News | April 06, 2009

Compellent Technologies Offers Flexible Image Storage Solution

April 6, 2009 - Compellent Technologies Inc.‘s storage area network (SAN) is reportedly helping healthcare customers overcome IT challenges and enhance patient care through better data storage management.

To solve its imaging storage problems and at the same time minimize IT administration burdens, Princeton Radiology (Princeton, NJ) chose Compellent’s automated tiered storage and thin provisioning software. These technologies migrate more than 85 percent of Princeton Radiology’s data, which is inactive, to lower storage tiers in the Compellent SAN, where it is anticipated to remain available and easily accessible for the lifetime of the patients.

“Princeton Radiology specializes in all sorts of digital imaging technologies for the diagnosis, treatment and research of disease, including X-rays, MRIs, PET/CT scans, mammograms and ultrasounds, and over time, that data adds up,” said Alan Howard, director of information technology, Princeton Radiology. “The Compellent SAN gives us the capacity and the management applications to expand our system quickly and keep patient data online and available, so we can provide them with timely and accurate diagnoses and treatment.”

Given the critical importance of its picture archive communication system (PACS) for both doctors and patients, Kansas Spine Hospital (Wichita) chose the Compellent SAN in large part due to its cost-effective disaster recovery capabilities built on continuous snapshots and thin replication software.

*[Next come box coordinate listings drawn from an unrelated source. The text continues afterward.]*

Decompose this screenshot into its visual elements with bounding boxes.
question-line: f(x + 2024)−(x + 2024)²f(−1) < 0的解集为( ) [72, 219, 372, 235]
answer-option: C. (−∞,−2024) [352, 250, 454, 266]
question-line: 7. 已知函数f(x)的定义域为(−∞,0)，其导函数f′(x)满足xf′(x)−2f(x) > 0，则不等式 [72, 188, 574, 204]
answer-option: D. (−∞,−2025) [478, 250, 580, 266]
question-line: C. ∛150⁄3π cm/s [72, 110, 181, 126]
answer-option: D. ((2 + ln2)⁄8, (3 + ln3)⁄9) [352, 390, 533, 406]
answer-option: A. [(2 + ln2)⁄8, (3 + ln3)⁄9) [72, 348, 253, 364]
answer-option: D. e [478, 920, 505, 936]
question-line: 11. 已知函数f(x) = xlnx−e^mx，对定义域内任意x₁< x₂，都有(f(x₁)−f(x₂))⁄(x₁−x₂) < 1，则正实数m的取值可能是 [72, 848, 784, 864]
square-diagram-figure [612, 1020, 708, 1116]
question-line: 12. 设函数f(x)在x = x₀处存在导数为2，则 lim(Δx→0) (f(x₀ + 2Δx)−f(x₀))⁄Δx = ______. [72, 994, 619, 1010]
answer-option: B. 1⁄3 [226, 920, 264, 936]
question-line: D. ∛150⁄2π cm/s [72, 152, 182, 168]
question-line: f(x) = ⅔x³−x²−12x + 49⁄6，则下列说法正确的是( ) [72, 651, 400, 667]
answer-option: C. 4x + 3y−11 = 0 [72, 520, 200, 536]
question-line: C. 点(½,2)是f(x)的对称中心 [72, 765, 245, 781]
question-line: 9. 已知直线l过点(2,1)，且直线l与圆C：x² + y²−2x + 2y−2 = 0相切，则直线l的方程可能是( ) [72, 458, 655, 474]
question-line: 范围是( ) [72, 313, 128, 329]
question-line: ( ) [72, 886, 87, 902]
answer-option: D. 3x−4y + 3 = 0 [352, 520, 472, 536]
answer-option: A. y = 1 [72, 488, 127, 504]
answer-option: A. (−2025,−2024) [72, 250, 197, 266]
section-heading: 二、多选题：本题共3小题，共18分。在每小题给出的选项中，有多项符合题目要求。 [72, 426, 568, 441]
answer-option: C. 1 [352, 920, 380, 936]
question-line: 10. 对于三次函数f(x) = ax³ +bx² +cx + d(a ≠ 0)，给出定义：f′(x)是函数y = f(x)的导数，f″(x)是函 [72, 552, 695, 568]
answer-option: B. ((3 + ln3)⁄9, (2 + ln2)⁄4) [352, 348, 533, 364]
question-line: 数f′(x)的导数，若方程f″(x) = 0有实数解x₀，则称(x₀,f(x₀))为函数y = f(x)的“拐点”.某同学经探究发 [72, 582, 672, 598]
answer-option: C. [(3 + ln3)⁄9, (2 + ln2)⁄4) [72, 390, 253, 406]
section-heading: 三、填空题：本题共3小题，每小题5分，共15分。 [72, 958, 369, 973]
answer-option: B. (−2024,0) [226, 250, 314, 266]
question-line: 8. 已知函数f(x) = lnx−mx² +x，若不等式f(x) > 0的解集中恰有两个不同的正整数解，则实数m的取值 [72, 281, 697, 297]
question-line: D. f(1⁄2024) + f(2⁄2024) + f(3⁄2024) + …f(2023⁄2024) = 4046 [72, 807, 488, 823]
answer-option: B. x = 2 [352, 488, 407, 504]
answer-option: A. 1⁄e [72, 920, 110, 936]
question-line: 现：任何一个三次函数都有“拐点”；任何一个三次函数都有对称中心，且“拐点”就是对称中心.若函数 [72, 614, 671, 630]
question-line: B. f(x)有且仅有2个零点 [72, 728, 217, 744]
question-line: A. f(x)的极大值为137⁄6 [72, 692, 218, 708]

In the event of a data loss, the IT team can recover data in minutes by automating failover and recovery from three sites as needed. By choosing the Compellent SAN, the hospital estimates that it saved approximately 85 percent of the acquisition costs for an alternate backup and recovery solution, while providing unmatched security to the data the hospital’s doctors require to provide proper care.

By combining Compellent storage virtualization with VMware server virtualization, Pacific Hospital of Long Beach (CA), a full-service teaching hospital, eliminated 75 percent of its physical servers and maximizes existing IT assets. Through thin provisioning, the hospital allocates storage capacity up-front, but only consumes physical capacity when data is written, enabling it to purchase storage on-demand.